The Sogn og Fjordane Art Museum (Sogn og Fjordane Kunstmuseum) is an art museum located in Førde, Norway. The museum was established in 1987. The museum was initially called the Sogn og Fjordane County Gallery (Fylkesgalleriet i Sogn og Fjordane), and it adopted its current name in 2000.

In 2004, the museum was transformed into a foundation responsible for operating the Anders Svor Museum in Hornindal Municipality, the Astrup Farm and Eikaas Gallery in Jølster Municipality, the Gjesme Gallery (now the Sogn Art Center) in Lærdal Municipality, and the Sogn og Fjordane Art Museum and Sogn og Fjordane Artists' Center in Førde.
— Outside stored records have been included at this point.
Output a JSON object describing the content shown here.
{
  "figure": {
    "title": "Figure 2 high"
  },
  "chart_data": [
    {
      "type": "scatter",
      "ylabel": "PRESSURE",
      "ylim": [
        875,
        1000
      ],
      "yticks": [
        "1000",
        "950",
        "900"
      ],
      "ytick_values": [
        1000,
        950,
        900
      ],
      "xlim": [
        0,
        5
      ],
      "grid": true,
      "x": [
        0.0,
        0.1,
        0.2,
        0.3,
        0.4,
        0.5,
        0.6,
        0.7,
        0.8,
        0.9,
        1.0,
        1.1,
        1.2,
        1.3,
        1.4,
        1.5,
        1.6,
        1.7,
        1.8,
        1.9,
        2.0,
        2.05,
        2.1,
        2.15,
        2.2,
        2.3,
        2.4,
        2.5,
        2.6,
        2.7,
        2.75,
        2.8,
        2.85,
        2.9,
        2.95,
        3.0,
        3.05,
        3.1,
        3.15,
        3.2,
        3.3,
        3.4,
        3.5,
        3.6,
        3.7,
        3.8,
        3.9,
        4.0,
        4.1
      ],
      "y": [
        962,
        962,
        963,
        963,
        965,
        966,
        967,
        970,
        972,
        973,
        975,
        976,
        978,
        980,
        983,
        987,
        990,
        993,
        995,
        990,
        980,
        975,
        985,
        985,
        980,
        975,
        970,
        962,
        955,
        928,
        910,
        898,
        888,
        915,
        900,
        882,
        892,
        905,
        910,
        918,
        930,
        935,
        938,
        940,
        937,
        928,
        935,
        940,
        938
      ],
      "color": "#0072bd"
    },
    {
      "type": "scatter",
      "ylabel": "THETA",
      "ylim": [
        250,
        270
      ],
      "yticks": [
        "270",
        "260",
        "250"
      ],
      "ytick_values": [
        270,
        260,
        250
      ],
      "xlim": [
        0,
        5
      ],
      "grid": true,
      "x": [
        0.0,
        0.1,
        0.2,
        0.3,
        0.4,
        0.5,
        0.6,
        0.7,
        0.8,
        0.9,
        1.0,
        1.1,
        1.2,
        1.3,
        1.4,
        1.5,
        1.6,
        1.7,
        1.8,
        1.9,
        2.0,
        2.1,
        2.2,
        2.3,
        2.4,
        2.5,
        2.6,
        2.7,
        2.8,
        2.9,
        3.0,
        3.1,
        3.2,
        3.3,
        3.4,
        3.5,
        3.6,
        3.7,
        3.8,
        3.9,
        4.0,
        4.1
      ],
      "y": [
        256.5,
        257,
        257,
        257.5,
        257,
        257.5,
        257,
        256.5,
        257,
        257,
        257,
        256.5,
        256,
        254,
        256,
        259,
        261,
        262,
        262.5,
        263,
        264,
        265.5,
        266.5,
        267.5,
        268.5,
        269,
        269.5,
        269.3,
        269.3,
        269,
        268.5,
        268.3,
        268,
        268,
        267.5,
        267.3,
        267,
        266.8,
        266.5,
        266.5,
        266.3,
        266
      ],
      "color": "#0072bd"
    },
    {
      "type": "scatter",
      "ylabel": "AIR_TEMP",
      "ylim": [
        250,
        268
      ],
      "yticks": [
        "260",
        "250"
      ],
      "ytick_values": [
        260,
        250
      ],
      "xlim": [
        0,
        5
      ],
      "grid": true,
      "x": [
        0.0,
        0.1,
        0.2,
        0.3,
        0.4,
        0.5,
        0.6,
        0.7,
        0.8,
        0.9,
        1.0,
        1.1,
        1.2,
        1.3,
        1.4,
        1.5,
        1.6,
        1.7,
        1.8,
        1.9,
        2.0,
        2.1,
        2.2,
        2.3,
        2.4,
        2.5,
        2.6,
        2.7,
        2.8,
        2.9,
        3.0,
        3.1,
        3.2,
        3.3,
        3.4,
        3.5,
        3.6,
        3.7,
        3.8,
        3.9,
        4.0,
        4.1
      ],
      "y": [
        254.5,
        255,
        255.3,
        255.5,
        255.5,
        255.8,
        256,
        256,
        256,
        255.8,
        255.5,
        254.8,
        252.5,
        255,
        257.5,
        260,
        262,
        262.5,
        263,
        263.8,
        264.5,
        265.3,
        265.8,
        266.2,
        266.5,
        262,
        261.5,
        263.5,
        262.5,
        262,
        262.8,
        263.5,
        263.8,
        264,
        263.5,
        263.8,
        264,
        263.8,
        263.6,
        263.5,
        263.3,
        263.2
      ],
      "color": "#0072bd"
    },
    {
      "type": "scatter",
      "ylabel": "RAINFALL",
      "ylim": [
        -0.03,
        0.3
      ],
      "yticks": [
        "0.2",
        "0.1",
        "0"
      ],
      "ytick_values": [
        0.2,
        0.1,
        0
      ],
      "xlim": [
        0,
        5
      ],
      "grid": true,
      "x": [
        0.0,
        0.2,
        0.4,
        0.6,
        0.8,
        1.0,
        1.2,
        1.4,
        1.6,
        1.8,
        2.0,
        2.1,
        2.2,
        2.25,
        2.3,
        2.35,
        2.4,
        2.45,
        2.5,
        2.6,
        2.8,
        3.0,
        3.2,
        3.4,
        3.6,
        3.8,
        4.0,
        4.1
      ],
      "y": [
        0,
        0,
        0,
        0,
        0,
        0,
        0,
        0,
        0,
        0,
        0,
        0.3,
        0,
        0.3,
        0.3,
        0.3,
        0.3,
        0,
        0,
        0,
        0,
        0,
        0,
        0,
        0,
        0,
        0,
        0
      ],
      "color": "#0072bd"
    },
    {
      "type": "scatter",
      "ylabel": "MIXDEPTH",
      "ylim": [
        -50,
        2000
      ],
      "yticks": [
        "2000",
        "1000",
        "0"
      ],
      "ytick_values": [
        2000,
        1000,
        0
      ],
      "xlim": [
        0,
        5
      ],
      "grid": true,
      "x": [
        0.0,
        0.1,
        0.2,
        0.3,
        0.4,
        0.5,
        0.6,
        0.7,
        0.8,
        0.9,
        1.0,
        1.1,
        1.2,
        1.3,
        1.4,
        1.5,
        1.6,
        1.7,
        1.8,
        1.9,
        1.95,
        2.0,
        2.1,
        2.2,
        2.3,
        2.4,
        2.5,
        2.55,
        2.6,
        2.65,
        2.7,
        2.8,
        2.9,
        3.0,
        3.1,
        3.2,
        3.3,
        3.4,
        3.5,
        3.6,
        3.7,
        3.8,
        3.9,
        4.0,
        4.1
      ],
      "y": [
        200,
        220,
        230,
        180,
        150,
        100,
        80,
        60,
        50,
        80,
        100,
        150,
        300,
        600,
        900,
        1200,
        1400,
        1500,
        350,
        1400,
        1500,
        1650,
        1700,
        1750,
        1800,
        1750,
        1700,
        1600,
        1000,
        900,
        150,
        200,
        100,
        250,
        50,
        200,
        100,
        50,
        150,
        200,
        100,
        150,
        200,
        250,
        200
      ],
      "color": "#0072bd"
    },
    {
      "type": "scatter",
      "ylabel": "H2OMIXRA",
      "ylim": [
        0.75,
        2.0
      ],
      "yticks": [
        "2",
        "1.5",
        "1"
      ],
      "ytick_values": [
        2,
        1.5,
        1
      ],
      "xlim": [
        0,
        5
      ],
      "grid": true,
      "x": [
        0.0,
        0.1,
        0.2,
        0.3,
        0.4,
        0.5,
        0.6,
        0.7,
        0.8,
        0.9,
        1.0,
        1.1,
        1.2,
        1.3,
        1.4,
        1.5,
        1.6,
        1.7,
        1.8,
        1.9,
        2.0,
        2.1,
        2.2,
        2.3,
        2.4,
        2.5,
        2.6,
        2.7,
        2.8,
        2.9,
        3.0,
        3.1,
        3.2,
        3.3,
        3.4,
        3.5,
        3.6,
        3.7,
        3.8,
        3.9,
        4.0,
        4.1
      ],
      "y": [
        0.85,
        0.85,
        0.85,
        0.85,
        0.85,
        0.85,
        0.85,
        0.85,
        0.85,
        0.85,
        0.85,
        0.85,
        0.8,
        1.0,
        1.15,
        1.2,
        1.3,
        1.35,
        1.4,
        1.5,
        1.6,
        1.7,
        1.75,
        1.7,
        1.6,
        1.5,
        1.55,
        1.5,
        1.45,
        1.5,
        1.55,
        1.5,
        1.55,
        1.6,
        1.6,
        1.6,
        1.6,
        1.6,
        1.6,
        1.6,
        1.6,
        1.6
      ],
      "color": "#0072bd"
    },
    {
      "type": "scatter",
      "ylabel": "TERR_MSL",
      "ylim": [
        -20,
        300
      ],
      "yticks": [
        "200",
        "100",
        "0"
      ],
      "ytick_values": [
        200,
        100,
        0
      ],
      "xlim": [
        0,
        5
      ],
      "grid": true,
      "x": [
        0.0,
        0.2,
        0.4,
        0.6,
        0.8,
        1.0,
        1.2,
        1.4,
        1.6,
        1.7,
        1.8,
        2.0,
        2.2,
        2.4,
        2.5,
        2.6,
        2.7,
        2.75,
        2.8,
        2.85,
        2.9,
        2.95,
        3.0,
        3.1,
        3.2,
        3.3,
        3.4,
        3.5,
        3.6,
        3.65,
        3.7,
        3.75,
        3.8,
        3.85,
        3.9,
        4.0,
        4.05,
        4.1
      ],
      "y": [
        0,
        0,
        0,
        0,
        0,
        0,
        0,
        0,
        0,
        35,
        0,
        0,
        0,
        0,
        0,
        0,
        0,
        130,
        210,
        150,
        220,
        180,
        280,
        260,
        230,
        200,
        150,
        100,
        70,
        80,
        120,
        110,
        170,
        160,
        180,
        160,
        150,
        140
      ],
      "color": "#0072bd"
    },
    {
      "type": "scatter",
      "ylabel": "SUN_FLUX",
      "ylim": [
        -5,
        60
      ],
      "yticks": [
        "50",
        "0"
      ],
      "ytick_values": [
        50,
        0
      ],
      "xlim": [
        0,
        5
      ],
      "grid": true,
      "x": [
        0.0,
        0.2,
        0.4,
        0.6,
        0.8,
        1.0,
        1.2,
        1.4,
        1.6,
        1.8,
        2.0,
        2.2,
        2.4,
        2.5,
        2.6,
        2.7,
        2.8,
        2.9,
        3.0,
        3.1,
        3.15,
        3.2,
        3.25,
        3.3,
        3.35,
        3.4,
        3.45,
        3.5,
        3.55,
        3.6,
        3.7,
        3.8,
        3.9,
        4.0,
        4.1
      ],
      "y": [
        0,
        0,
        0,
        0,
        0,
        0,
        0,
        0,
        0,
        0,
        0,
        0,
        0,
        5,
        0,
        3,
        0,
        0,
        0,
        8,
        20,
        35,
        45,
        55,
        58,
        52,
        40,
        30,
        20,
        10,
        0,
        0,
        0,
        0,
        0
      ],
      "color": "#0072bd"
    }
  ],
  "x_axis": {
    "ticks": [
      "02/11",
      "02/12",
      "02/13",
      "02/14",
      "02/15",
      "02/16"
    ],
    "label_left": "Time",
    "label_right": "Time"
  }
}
In 2009, the museum was consolidated into the consortium Museums of Sogn og Fjordane together with the Coastal Museum in Sogn og Fjordane, Nordfjord Folk Museum, the Sunnfjord Museum, and the Heiberg Collections—Sogn Folk Museum.

In 2011, a new building for the Sogn Art Center was opened in Lærdal, in 2012 a new building was opened for the Sogn og Fjordane Art Museum in Førde, and in 2014 the interior of the Anders Svor Museum was renovated in connection with the 150th anniversary of Anders Svor's birth.

The Sogn og Fjordane Art Museum holds about 4,000 works of art.